Don't get me wrong, it doesn't seem incredible to me that anyone would be on the side of the Beatles, whom I love. Just providing some perspective.
posted by languagehat at 9:04 AM on September 8, 2007


How many out there think that the Beatles would do a disco flavored song had they stayed together?

Easily. Some incredibly prestigious artists were pulled into a disco phase. The Electric Light Orchestra - who were cited as sounding somewhat like the Beatles would have if they hadn't split up (by a Beatle, no less!) - went into it head on.
posted by wackybrit at 4:25 PM on September 8, 2007


Best answer: Remember the Beatles came back from Germany in leather and shocking long hair for the day and a ripping stage act that was electrocuting Liverpool in 62 while polite middle class London Stones played blues covers...Spin it anyway you want, the Beatles never looked at what the Stones did and said, hey lets do that

That pretty much captures it, right there. I love both bands, and probably the Stones more, but the feuding started early on and came mostly from the Stones jealously poking at the Beatles' squeaky clean makeover while positioning themselves as the darker alternative. The Beatles outgrew their teenybopper charade pretty quickly, though, and the Stones found themselves playing catchup for years after.
posted by mediareport at 9:15 PM on September 8, 2007


Chiming back in to expand a little bit on the mods vs. rockers distinction and the music each subculture listened to, as well as to contextualize Ringo's legendary "neither, we're mockers" like from A Hard Day's Night that pasici mentioned.

Rockers (c. 1964) would have actually been just as uninterested in the Stones as they were the Beatles; they listened pretty much exclusively to American rock'n'roll of the '50s (Gene Vincent, Elvis, etc.). The lineage of rockers extends to what's now called rockabilly (the Stray Cats, for example, were latter-day rockers -- and, interestingly, first made it big in England in the early '80s before they made it big in their native U.S.).

Mods generally listened to a broader range of music: American R&B and soul (from Motown to more obscure stuff), Jamaican ska, and R&B-based British bands, like the Small Faces (the hands-down moddest of the mods; they eventually became the Faces c. 1970), the Yardbirds (which featured a young Eric Clapton and Jeff Beck), and the Who. The Beatles absolutely weren't considered a mod band, per se, though that's not to say there weren't mods who didn't listen to them (and latter-day mod bands and musicians -- e.g., the Jam/Paul Weller, but also others -- were always upfront about having been highly influenced by the Beatles).
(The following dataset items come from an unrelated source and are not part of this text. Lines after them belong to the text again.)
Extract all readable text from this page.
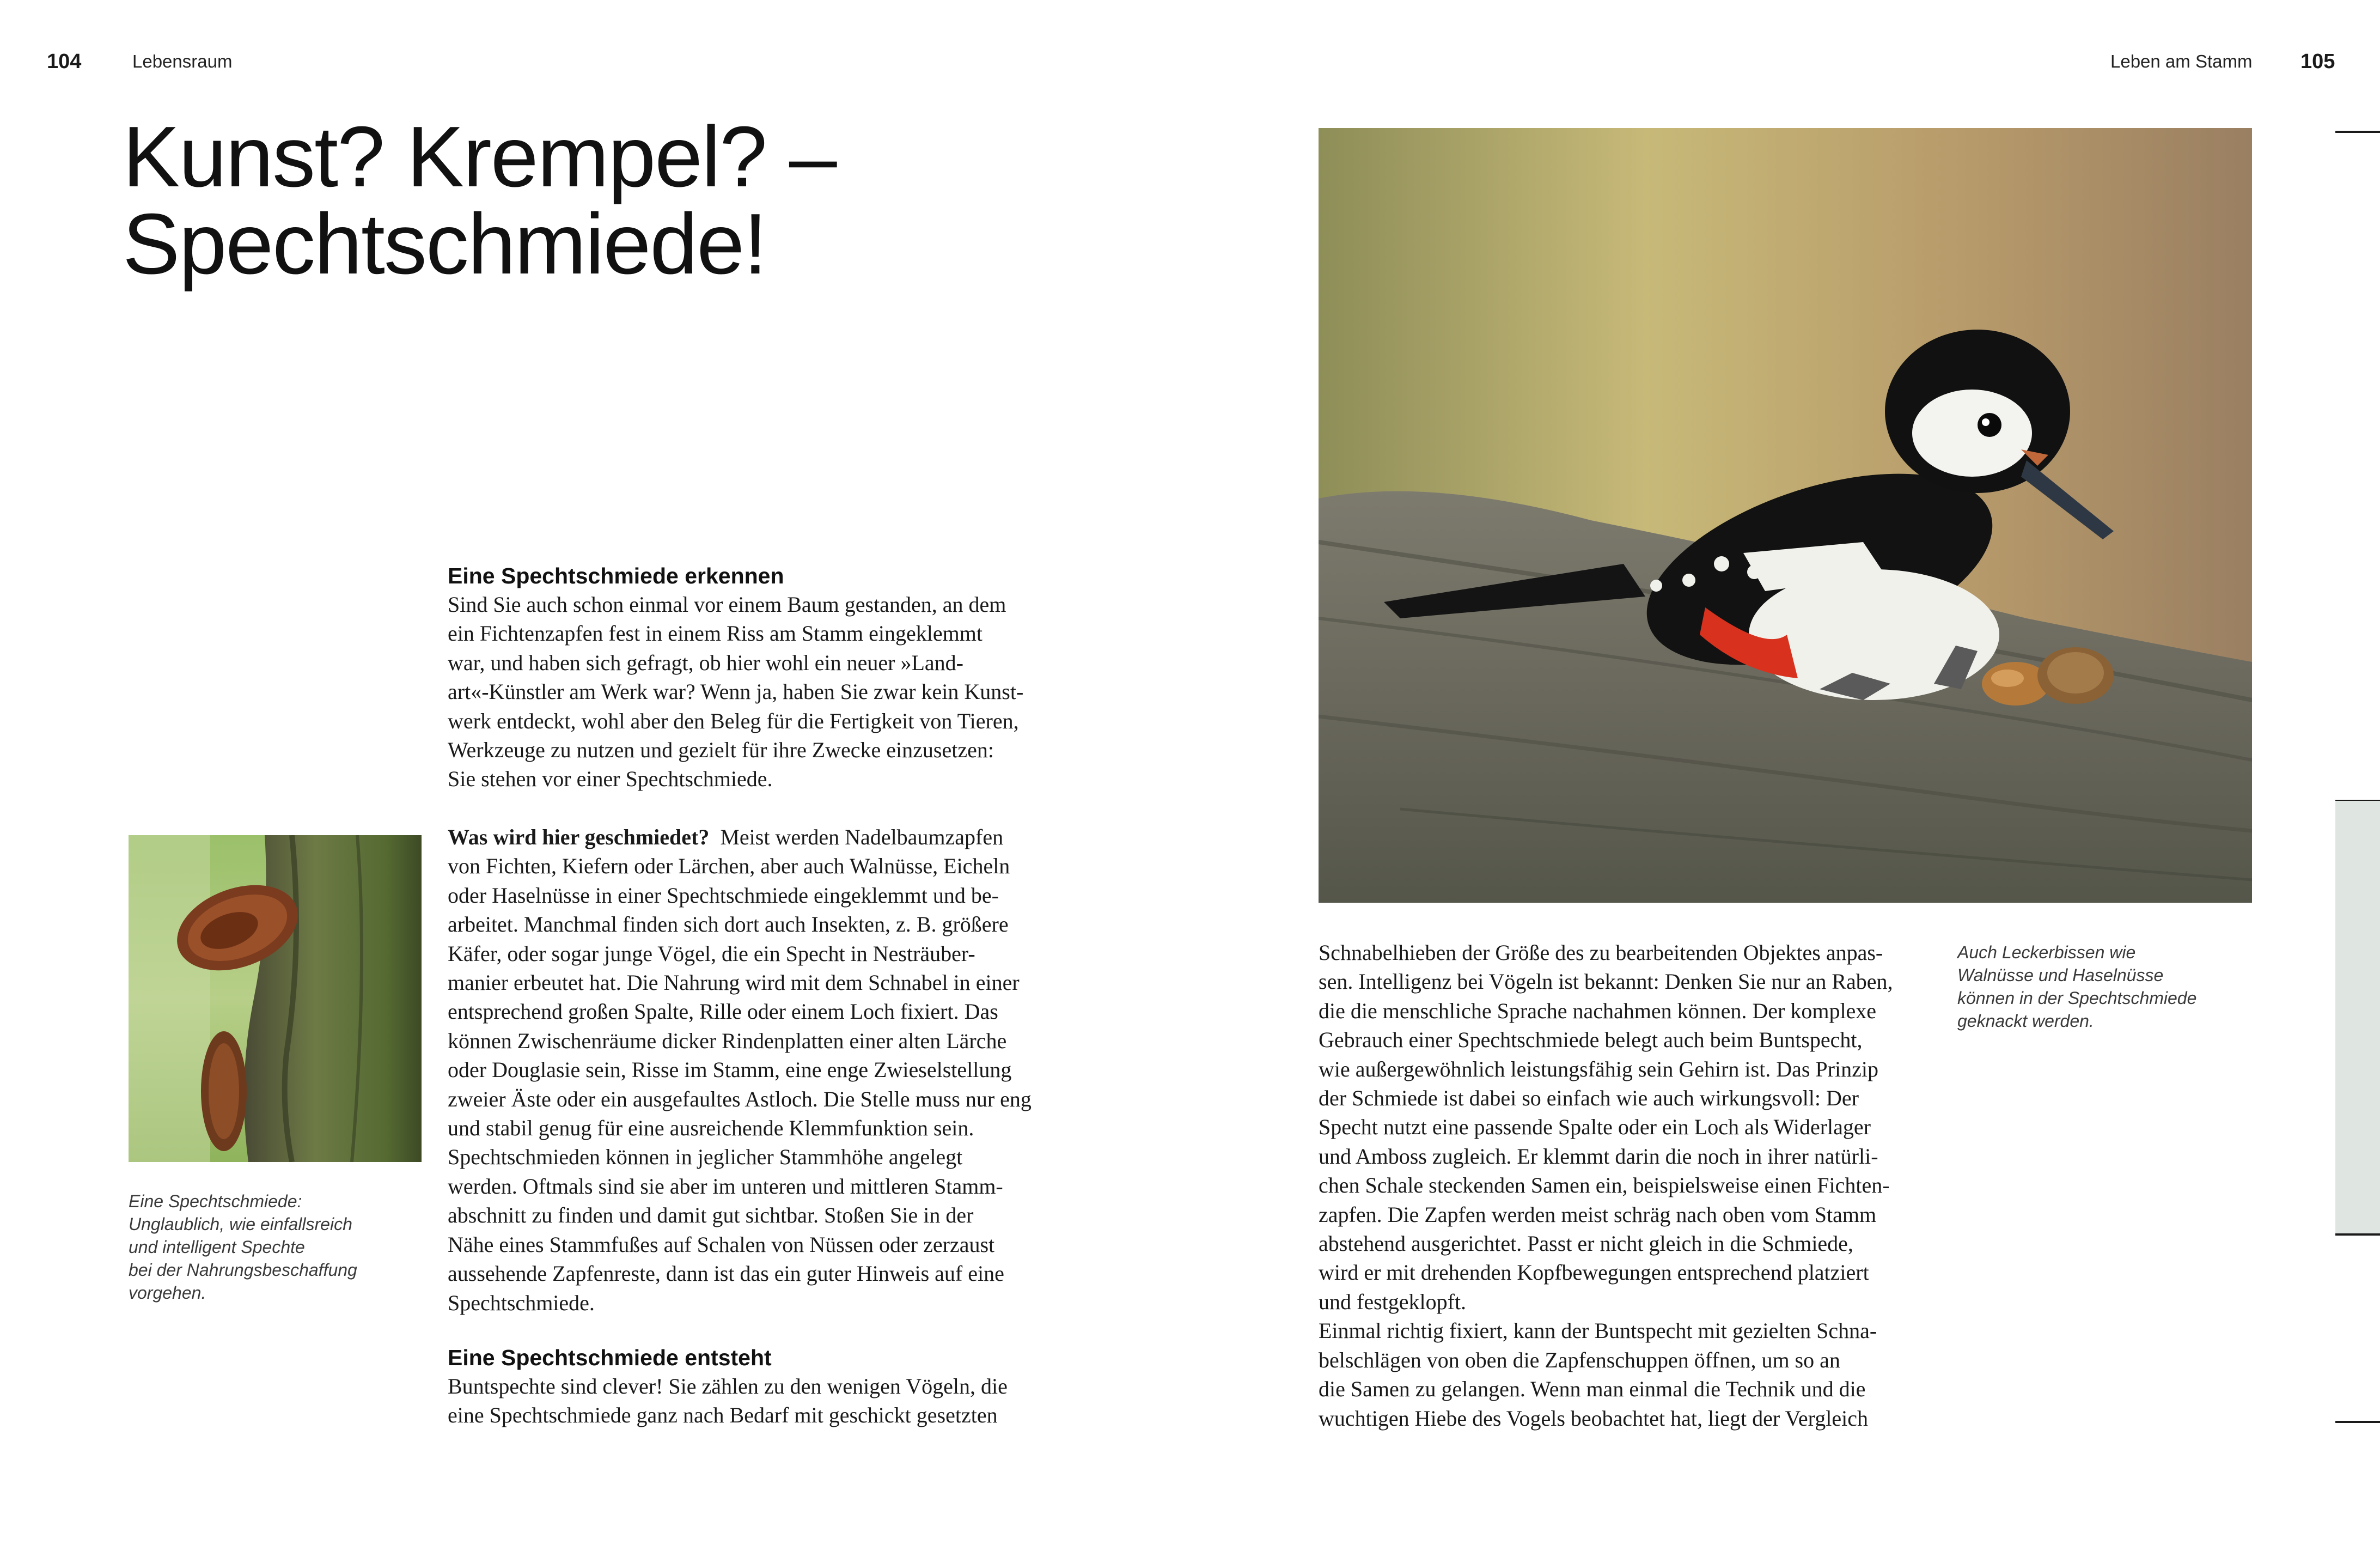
104	Lebensraum
Kunst? Krempel? –
Spechtschmiede!
Eine Spechtschmiede erkennen

Sind Sie auch schon einmal vor einem Baum gestanden, an dem

ein Fichtenzapfen fest in einem Riss am Stamm eingeklemmt

war, und haben sich gefragt, ob hier wohl ein neuer »Land-

art«-Künstler am Werk war? Wenn ja, haben Sie zwar kein Kunst-

werk entdeckt, wohl aber den Beleg für die Fertigkeit von Tieren,

Werkzeuge zu nutzen und gezielt für ihre Zwecke einzusetzen:

Sie stehen vor einer Spechtschmiede.

Was wird hier geschmiedet? Meist werden Nadelbaumzapfen

von Fichten, Kiefern oder Lärchen, aber auch Walnüsse, Eicheln

oder Haselnüsse in einer Spechtschmiede eingeklemmt und be-

arbeitet. Manchmal finden sich dort auch Insekten, z. B. größere

Käfer, oder sogar junge Vögel, die ein Specht in Nesträuber-

manier erbeutet hat. Die Nahrung wird mit dem Schnabel in einer

entsprechend großen Spalte, Rille oder einem Loch fixiert. Das

können Zwischenräume dicker Rindenplatten einer alten Lärche

oder Douglasie sein, Risse im Stamm, eine enge Zwieselstellung

zweier Äste oder ein ausgefaultes Astloch. Die Stelle muss nur eng

und stabil genug für eine ausreichende Klemmfunktion sein.

Spechtschmieden können in jeglicher Stammhöhe angelegt

werden. Oftmals sind sie aber im unteren und mittleren Stamm-

abschnitt zu finden und damit gut sichtbar. Stoßen Sie in der

Nähe eines Stammfußes auf Schalen von Nüssen oder zerzaust

aussehende Zapfenreste, dann ist das ein guter Hinweis auf eine

Spechtschmiede.

Eine Spechtschmiede entsteht

Buntspechte sind clever! Sie zählen zu den wenigen Vögeln, die

eine Spechtschmiede ganz nach Bedarf mit geschickt gesetzten

Eine Spechtschmiede:
Unglaublich, wie einfallsreich
und intelligent Spechte
bei der Nahrungsbeschaffung
vorgehen.
Leben am Stamm 105

Schnabelhieben der Größe des zu bearbeitenden Objektes anpas-

sen. Intelligenz bei Vögeln ist bekannt: Denken Sie nur an Raben,

die die menschliche Sprache nachahmen können. Der komplexe

Gebrauch einer Spechtschmiede belegt auch beim Buntspecht,

wie außergewöhnlich leistungsfähig sein Gehirn ist. Das Prinzip

der Schmiede ist dabei so einfach wie auch wirkungsvoll: Der

Specht nutzt eine passende Spalte oder ein Loch als Widerlager

und Amboss zugleich. Er klemmt darin die noch in ihrer natürli-

chen Schale steckenden Samen ein, beispielsweise einen Fichten-

zapfen. Die Zapfen werden meist schräg nach oben vom Stamm

abstehend ausgerichtet. Passt er nicht gleich in die Schmiede,

wird er mit drehenden Kopfbewegungen entsprechend platziert

und festgeklopft.

Einmal richtig fixiert, kann der Buntspecht mit gezielten Schna-

belschlägen von oben die Zapfenschuppen öffnen, um so an

die Samen zu gelangen. Wenn man einmal die Technik und die

wuchtigen Hiebe des Vogels beobachtet hat, liegt der Vergleich

Auch Leckerbissen wie
Walnüsse und Haselnüsse
können in der Spechtschmiede
geknackt werden.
The Stones also weren't considered a mod band, per se, but I have the sense that mods c. 1964 would have actually been more likely to gravitate to them than to the Beatles.

posted by scody at 10:47 AM on September 9, 2007


How many out there think that the Beatles would do a disco flavored song had they stayed together?

Easily. Some incredibly prestigious artists were pulled into a disco phase.

I thought my statement would be understood as a rhetorical question since in the 70's the solo Beatles compiled about 16 #1 charting hits in the US (not counting John's co-writing Bowie's #1 "Fame") and none of them disco flavored.

Disco was not an inferior quality music, many great artists incorporated the mid 70 Philly beat-disco sound and they are great songs. (I love ELO, the founder said his driving vision was to take "Strawberry Fields" or "I am the Walrus" to the next level!) The point went to the authenticity of the artist to create their OWN sound versus becoming a virtual mirror of whatever is happening. And from The Beatles to Hendrix to T-Rex to Disco, the Stones sounded like whoever was around at the time, through their particular filter and they sounded great. But without all the others I wonder what the Stones would have been. PS the Stones had about 3 #1 hits in the 70's.